Hmm, guess I hafta pick the colours for that with colour blindness in mind.
Enough males have it that it needs to be treated as the same seriousness as dyslexia.

To reiterate, HIOXian lacks any visual component for meaning smaller than a dash: -.
This means it can be read by ageing folk with visual problems, it can scan and copy easily without too much degradation, it is forgiving of errors.

I was looking at Omniglot.com. Visual English by Bell has many very fine swirls and flourishes that convey essential meaning. They would not display well on a computer monitor. They also are not easy to write quickly and neatly.
From the point of view of a typesetter, Visual English is handy, since like the Cree syllabary, the symbols are recycled by rotating by increments of 90 degrees.
This is not a concern of mine.
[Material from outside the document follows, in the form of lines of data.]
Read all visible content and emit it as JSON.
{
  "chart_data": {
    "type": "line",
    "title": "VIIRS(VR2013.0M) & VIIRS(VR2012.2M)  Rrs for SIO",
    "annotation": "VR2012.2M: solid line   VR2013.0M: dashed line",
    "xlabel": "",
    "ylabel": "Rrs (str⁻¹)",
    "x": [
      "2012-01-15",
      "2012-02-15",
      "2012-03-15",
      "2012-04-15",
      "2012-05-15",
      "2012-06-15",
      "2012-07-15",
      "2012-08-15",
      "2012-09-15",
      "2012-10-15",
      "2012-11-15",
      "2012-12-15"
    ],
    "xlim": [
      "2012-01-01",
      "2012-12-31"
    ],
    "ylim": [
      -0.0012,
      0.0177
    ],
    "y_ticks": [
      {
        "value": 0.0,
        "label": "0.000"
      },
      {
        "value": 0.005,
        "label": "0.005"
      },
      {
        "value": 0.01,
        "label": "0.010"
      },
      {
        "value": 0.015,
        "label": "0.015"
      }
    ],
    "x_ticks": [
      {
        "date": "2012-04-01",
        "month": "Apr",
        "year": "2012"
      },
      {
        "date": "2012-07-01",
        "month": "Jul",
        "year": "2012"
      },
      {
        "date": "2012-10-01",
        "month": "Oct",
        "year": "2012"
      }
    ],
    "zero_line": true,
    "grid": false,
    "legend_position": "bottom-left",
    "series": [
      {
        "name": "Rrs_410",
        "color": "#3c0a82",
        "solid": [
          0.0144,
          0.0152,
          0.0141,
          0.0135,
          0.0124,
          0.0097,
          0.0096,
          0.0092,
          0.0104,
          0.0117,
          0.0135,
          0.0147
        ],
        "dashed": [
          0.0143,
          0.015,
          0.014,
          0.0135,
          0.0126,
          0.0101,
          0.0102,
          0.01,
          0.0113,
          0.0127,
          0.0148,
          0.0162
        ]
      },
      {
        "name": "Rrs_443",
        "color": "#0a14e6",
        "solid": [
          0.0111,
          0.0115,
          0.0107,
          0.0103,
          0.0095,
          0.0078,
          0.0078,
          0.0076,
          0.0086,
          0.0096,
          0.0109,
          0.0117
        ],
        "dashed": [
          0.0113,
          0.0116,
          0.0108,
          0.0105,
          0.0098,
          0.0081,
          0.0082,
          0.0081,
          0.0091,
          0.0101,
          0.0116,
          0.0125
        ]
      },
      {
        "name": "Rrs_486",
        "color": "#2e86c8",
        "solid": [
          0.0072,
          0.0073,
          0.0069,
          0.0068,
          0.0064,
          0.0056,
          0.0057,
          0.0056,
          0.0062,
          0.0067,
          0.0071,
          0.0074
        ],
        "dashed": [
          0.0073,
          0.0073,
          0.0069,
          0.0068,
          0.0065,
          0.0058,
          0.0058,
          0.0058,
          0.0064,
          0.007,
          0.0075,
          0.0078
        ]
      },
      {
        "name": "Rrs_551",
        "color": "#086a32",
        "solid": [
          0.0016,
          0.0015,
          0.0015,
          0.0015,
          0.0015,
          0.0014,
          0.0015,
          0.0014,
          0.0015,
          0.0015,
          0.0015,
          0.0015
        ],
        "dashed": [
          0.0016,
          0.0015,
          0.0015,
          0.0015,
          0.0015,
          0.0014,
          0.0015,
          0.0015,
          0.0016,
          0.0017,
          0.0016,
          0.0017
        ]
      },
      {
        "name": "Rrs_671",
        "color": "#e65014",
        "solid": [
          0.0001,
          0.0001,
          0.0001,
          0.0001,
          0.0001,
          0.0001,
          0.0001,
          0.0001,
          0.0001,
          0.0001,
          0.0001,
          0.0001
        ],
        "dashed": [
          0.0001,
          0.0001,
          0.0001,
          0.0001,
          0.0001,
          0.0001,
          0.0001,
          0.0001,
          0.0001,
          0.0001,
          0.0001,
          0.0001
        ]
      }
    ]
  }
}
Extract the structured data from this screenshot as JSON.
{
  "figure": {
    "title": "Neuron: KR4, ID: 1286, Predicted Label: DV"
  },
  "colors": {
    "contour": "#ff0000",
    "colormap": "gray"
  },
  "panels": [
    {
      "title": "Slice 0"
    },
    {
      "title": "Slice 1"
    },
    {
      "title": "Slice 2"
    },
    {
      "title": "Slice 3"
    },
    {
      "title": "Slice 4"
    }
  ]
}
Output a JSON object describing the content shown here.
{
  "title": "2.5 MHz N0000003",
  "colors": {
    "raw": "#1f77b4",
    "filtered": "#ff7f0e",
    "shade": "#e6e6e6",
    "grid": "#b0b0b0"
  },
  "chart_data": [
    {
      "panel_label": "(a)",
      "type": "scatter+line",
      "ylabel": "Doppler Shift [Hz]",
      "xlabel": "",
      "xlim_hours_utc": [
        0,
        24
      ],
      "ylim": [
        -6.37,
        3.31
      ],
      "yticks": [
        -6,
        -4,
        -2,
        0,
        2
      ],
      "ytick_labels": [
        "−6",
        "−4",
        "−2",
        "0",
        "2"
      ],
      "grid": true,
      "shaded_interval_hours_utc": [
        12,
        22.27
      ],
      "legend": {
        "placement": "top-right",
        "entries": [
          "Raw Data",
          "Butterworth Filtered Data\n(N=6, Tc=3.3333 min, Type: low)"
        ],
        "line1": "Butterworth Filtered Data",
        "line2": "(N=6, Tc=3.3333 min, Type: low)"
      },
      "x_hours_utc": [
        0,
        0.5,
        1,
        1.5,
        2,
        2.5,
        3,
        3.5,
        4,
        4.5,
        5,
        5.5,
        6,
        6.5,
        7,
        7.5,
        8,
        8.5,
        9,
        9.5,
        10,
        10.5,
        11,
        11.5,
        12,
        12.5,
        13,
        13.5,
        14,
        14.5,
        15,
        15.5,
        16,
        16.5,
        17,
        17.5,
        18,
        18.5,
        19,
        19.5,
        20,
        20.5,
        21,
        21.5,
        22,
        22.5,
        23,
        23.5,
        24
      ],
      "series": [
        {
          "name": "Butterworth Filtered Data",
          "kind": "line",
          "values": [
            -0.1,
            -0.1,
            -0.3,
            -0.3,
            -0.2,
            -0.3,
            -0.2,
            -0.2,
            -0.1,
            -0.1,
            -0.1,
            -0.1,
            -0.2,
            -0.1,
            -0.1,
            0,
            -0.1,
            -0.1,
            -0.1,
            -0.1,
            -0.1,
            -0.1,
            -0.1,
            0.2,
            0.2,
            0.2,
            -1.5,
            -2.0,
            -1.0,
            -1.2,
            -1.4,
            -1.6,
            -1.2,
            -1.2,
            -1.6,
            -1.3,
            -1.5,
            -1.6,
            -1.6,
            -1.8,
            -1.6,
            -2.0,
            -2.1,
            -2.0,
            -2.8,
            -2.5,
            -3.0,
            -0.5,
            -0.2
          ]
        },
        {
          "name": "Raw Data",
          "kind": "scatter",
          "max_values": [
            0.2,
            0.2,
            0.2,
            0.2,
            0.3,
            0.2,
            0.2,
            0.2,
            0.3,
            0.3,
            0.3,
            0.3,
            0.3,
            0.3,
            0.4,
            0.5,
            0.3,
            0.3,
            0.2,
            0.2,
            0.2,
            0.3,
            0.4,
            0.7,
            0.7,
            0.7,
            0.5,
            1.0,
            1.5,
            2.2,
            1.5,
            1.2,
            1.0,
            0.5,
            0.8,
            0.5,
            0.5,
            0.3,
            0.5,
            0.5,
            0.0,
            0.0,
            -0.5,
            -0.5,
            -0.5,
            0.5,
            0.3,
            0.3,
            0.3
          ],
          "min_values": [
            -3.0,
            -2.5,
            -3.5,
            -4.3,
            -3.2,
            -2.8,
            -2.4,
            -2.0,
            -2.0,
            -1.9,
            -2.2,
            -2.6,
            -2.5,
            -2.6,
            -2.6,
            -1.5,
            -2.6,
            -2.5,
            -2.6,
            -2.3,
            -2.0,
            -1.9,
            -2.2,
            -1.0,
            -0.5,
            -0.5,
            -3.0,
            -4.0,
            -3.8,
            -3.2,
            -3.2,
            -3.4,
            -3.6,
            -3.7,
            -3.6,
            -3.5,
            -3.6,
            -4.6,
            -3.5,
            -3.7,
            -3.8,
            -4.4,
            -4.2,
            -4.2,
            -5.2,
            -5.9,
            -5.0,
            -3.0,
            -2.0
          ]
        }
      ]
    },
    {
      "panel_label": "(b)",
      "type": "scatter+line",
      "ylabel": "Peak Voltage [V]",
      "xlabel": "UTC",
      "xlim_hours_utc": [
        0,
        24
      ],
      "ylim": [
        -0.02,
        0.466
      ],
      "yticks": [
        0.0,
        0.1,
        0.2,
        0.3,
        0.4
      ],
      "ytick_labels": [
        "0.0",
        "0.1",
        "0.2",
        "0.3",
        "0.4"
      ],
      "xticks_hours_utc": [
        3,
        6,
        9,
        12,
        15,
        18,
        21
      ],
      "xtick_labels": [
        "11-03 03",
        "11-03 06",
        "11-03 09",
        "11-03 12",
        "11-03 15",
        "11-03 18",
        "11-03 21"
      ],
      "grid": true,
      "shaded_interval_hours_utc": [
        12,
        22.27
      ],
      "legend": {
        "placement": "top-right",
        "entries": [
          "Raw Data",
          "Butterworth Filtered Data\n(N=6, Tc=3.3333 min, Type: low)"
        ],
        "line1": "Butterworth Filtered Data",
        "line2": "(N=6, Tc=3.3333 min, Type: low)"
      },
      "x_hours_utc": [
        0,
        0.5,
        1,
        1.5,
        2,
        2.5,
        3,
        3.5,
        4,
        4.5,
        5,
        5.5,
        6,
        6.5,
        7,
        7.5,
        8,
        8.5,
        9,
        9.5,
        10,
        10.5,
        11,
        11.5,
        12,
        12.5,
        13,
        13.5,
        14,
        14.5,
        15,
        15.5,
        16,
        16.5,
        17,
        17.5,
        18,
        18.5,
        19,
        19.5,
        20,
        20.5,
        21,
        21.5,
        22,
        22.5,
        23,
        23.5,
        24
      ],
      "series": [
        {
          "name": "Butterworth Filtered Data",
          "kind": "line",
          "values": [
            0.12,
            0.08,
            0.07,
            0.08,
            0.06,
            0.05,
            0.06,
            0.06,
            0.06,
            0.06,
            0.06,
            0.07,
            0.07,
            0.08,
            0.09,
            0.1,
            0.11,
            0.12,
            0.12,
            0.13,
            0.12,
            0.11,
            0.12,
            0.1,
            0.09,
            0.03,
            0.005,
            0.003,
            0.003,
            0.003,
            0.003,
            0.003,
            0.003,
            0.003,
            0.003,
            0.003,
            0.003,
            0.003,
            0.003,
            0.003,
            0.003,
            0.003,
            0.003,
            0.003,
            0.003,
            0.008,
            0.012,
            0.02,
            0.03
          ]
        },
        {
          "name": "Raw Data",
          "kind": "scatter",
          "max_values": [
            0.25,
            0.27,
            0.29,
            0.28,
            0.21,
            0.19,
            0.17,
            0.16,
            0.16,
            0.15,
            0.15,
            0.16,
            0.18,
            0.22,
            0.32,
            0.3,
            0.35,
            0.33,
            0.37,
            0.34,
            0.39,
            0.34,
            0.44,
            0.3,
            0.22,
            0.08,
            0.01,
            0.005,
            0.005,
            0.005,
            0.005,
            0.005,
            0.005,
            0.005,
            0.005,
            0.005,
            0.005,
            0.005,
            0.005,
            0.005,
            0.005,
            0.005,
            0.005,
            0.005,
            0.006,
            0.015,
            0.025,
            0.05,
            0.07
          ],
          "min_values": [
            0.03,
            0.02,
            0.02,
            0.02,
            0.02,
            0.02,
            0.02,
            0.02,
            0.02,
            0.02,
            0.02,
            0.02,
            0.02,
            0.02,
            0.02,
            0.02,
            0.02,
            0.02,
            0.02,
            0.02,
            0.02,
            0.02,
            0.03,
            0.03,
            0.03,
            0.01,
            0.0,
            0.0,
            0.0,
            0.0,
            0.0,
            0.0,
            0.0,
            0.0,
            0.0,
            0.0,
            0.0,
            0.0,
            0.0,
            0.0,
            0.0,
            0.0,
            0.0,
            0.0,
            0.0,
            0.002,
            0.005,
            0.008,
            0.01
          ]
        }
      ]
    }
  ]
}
I am concerned with computer typing on one hand, and cursive writing on the other.
Visual English also illustrates the struggle between incorporating elements into the core symbols versus using various after-the-fact diacritics, accents and even specialized additional characters. IPA also struggled with this design issue.

I'd like to point out that even without the up/down spacing of consonants/vowels, the symbols would still be clear to a literate end user. Don't quote me just yet, but I don't think any vowel symbol will correspond with a consonant symbol. In fact, I mean to plan ahead enough that there is no such confusion.
This makes the up/down spacing simply an additional redundant way to convey information.
For English, it would serve to faciliate learning HIOXian as well as to increase reading speed.
English has enough phonemes that they will not map onto HIOXian without use of accents to convey additional information. This should not be an issue for Decimese.
To avoid the need for diacritics for Decimese, I will need to incorporate such features as plosives, fricatives, glides and semi-liquids into the core character.
PB TD KG SZ FV, LRWY, H. AEIOU.
I think I could live with LRWY and H requiring diacritics.